Already, the pattern is clear. the $2+ trillion in pandemic relief mandated by Congress is rhetorically meant to help the little guy -- renters who can't pay their rent, small businesses that cannot afford payroll, the unemployed who feel hopeless and abandoned.

But most of that relief money will flow through the large banks and they are imposing their own rules on who gets what. Wells Fargo closed the application process for "payroll relief" loans after one day. Beware of history here. How did Bank of America become huge and rich? It scooped up the property lost by millions of people during the Great Depression.
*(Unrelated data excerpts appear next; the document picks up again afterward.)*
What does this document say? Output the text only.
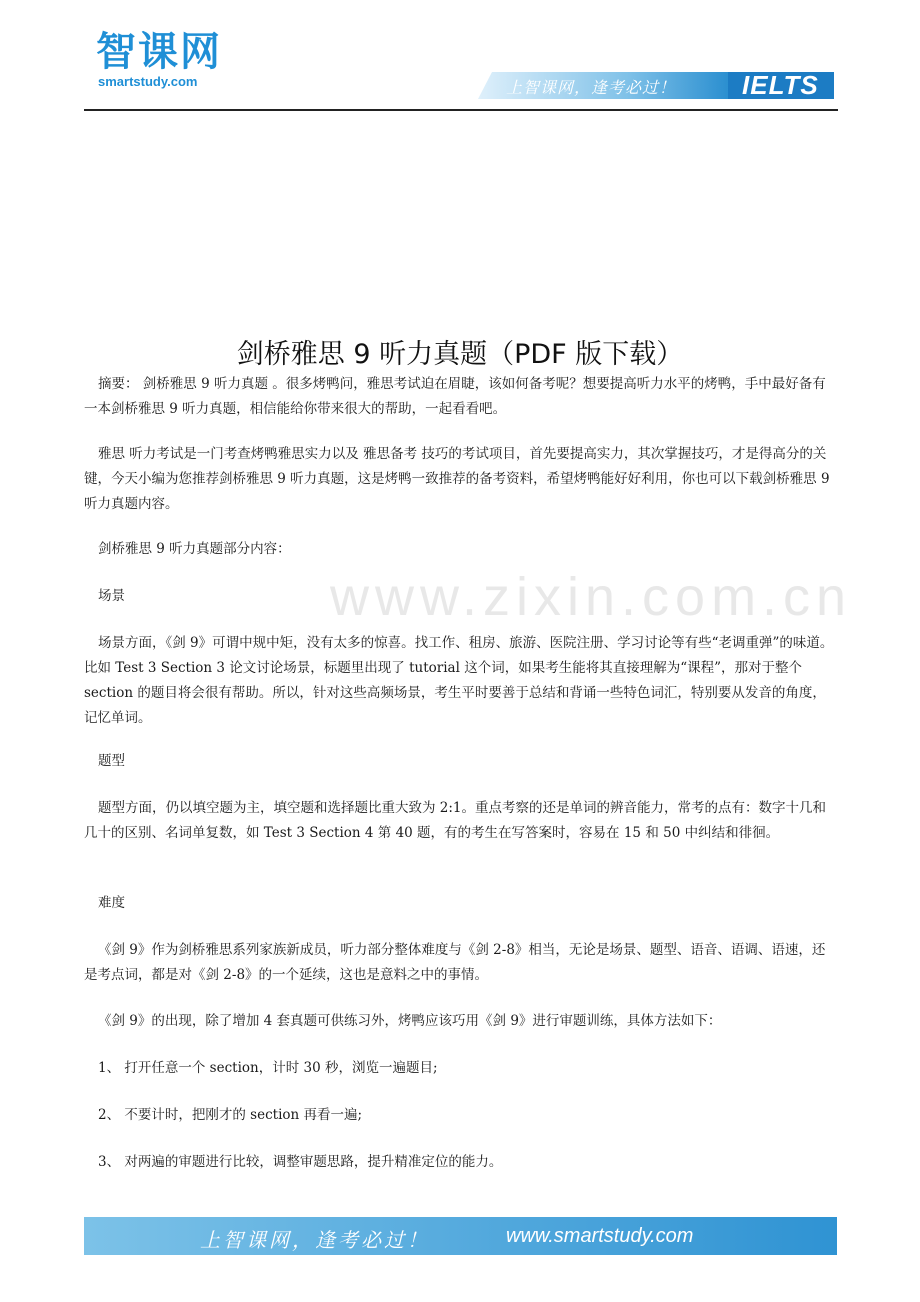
智课网
smartstudy.com	上智课网，逢考必过！	IELTS
www.zixin.com.cn
剑桥雅思 9 听力真题（PDF 版下载）

摘要： 剑桥雅思 9 听力真题 。很多烤鸭问，雅思考试迫在眉睫，该如何备考呢？想要提高听力水平的烤鸭，手中最好备有一本剑桥雅思 9 听力真题，相信能给你带来很大的帮助，一起看看吧。

雅思 听力考试是一门考查烤鸭雅思实力以及 雅思备考 技巧的考试项目，首先要提高实力，其次掌握技巧，才是得高分的关键，今天小编为您推荐剑桥雅思 9 听力真题，这是烤鸭一致推荐的备考资料，希望烤鸭能好好利用，你也可以下载剑桥雅思 9 听力真题内容。

剑桥雅思 9 听力真题部分内容：

场景

场景方面，《剑 9》可谓中规中矩，没有太多的惊喜。找工作、租房、旅游、医院注册、学习讨论等有些“老调重弹”的味道。比如 Test 3 Section 3 论文讨论场景，标题里出现了 tutorial 这个词，如果考生能将其直接理解为“课程”，那对于整个 section 的题目将会很有帮助。所以，针对这些高频场景，考生平时要善于总结和背诵一些特色词汇，特别要从发音的角度，记忆单词。

题型

题型方面，仍以填空题为主，填空题和选择题比重大致为 2:1。重点考察的还是单词的辨音能力，常考的点有：数字十几和几十的区别、名词单复数，如 Test 3 Section 4 第 40 题，有的考生在写答案时，容易在 15 和 50 中纠结和徘徊。

难度

《剑 9》作为剑桥雅思系列家族新成员，听力部分整体难度与《剑 2-8》相当，无论是场景、题型、语音、语调、语速，还是考点词，都是对《剑 2-8》的一个延续，这也是意料之中的事情。

《剑 9》的出现，除了增加 4 套真题可供练习外，烤鸭应该巧用《剑 9》进行审题训练，具体方法如下：

1、 打开任意一个 section，计时 30 秒，浏览一遍题目;

2、 不要计时，把刚才的 section 再看一遍;

3、 对两遍的审题进行比较，调整审题思路，提升精准定位的能力。

上智课网，逢考必过！	www.smartstudy.com
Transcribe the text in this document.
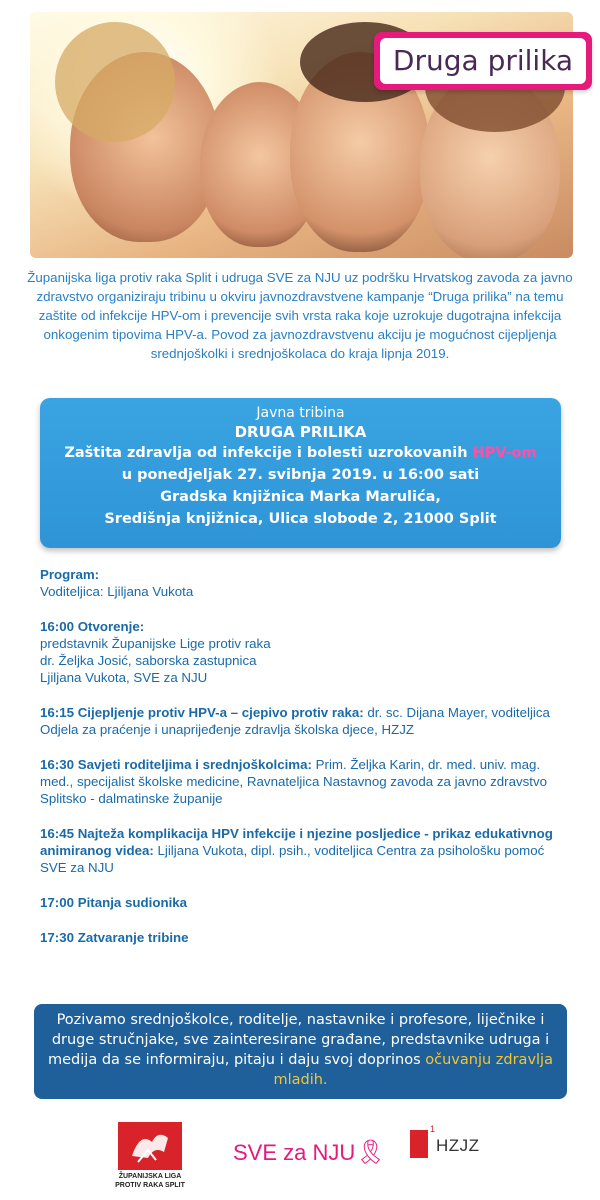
Druga prilika
Županijska liga protiv raka Split i udruga SVE za NJU uz podršku Hrvatskog zavoda za javno zdravstvo organiziraju tribinu u okviru javnozdravstvene kampanje “Druga prilika” na temu zaštite od infekcije HPV-om i prevencije svih vrsta raka koje uzrokuje dugotrajna infekcija onkogenim tipovima HPV-a. Povod za javnozdravstvenu akciju je mogućnost cijepljenja srednjoškolki i srednjoškolaca do kraja lipnja 2019.
Javna tribina
DRUGA PRILIKA
Zaštita zdravlja od infekcije i bolesti uzrokovanih HPV-om
u ponedjeljak 27. svibnja 2019. u 16:00 sati
Gradska knjižnica Marka Marulića,
Središnja knjižnica, Ulica slobode 2, 21000 Split
Program:
Voditeljica: Ljiljana Vukota
16:00 Otvorenje:
predstavnik Županijske Lige protiv raka
dr. Željka Josić, saborska zastupnica
Ljiljana Vukota, SVE za NJU
16:15 Cijepljenje protiv HPV-a – cjepivo protiv raka: dr. sc. Dijana Mayer, voditeljica Odjela za praćenje i unaprijeđenje zdravlja školska djece, HZJZ
16:30 Savjeti roditeljima i srednjoškolcima: Prim. Željka Karin, dr. med. univ. mag. med., specijalist školske medicine, Ravnateljica Nastavnog zavoda za javno zdravstvo Splitsko - dalmatinske županije
16:45 Najteža komplikacija HPV infekcije i njezine posljedice - prikaz edukativnog animiranog videa: Ljiljana Vukota, dipl. psih., voditeljica Centra za psihološku pomoć SVE za NJU
17:00 Pitanja sudionika
17:30 Zatvaranje tribine
Pozivamo srednjoškolce, roditelje, nastavnike i profesore, liječnike i druge stručnjake, sve zainteresirane građane, predstavnike udruga i medija da se informiraju, pitaju i daju svoj doprinos očuvanju zdravlja mladih.
ŽUPANIJSKA LIGA PROTIV RAKA SPLIT
SVE za NJU🎗
1
HZJZ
Currently, unemployment in the U.S. is more than half the rate it was during the Depression. It will soon be climbing higher.

Will those who need relief get it or will the big banks once again simply get richer and more powerful? Who will be watching?

Investigative reporters, that's who. Now more than ever, we need our journalists to be the aggressive watchdogs on power they are entitled to be under the First Amendment to the Constitution. Bob Dylan got all of this right a long time ago: "The answer, my friend, is blowin' in the wind."